Using artificial neural networks to extract the 21-cm global signal from the EDGES data

Abstract

ABSTRACT The redshifted 21-cm signal of neutral hydrogen is a promising probe into the period of evolution of our Universe when the first stars were formed (Cosmic Dawn), to the period where the entire Universe changed its state from being completely neutral to completely ionized (Reionization). The most striking feature of this line of neutral hydrogen is that it can be observed across an entire frequency range as a sky-averaged continuous signature, or its fluctuations can be measured using an interferometer. However, the 21-cm signal is very faint and is dominated by a much brighter Galactic and extragalactic foregrounds, making it an observational challenge. We have used different physical models to simulate various realizations of the 21-cm global signals, including an excess radio background to match the amplitude of the Experiment to Detect the Global EoR Signature (EDGES) 21-cm signal. First, we have used an artificial neural network (ANN) to extract the astrophysical parameters from these simulated data sets.
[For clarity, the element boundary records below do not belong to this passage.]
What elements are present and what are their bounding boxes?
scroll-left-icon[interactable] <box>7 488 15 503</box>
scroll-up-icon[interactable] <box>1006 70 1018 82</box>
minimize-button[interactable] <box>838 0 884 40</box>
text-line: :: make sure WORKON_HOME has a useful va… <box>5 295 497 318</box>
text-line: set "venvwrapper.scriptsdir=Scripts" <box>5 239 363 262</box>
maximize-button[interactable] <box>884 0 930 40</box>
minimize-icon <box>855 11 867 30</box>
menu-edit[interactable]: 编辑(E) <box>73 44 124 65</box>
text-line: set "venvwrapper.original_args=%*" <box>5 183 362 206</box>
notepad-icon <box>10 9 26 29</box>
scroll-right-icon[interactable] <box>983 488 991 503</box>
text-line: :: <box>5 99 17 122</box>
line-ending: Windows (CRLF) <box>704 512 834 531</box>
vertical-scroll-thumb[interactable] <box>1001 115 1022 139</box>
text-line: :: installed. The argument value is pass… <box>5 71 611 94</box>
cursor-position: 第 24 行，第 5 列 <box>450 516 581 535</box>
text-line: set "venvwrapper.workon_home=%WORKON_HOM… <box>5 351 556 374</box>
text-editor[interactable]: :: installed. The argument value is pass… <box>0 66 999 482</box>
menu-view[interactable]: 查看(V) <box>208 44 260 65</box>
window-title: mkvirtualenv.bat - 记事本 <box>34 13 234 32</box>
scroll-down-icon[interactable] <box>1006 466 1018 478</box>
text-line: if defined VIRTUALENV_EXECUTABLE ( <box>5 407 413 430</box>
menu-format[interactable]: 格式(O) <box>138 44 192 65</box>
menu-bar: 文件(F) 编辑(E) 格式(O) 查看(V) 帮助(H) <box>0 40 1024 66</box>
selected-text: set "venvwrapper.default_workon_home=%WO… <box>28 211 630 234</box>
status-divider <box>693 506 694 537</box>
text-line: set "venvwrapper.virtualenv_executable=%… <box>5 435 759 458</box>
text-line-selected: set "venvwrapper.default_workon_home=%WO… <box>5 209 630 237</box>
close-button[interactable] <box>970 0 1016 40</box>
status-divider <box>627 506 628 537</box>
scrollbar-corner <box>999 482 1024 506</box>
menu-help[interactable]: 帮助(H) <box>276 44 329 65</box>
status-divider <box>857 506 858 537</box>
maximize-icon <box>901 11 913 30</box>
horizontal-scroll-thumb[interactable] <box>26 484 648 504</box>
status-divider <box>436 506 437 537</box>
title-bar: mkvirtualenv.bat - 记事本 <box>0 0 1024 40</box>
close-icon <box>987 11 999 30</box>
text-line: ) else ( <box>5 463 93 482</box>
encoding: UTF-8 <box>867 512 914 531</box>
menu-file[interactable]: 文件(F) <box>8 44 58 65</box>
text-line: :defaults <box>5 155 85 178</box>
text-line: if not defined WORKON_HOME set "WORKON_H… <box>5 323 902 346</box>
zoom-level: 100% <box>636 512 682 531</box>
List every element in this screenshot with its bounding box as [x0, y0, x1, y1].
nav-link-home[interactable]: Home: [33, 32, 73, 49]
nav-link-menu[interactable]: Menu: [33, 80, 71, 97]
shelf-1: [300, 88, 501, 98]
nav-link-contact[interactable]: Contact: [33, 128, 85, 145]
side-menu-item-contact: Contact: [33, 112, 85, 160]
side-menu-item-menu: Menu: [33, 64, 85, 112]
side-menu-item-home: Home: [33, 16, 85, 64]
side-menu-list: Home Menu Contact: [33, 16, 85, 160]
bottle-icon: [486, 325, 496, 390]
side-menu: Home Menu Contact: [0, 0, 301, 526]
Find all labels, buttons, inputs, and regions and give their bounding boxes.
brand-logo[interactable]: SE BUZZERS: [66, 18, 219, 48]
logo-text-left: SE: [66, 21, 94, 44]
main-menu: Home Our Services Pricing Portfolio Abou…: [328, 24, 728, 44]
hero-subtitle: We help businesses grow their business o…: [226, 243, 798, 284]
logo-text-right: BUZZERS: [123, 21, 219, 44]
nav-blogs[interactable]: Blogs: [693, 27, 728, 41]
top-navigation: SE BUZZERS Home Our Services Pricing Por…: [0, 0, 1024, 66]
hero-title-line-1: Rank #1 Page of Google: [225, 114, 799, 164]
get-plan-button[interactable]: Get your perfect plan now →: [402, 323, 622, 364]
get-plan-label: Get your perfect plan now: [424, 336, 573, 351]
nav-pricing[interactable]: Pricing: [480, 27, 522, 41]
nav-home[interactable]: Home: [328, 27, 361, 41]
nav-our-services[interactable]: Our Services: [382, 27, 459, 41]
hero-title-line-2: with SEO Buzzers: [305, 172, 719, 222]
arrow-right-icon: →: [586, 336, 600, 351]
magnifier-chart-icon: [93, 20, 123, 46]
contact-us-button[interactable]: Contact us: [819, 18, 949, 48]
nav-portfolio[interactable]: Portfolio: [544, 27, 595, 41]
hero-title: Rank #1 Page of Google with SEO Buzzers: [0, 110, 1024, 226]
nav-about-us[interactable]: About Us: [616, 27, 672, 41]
Then, mock observations were generated by adding a physically motivated foreground model and an ANN was used to extract the astrophysical parameters from such data. The R2 score of our predictions from the mock observations is in the range of 0.65–0.89. We have used this ANN to predict the signal parameters giving the EDGES data as the input. We find that the reconstructed signal closely mimics the amplitude of the reported detection. The recovered parameters can be used to infer the physical state of the gas at high redshifts.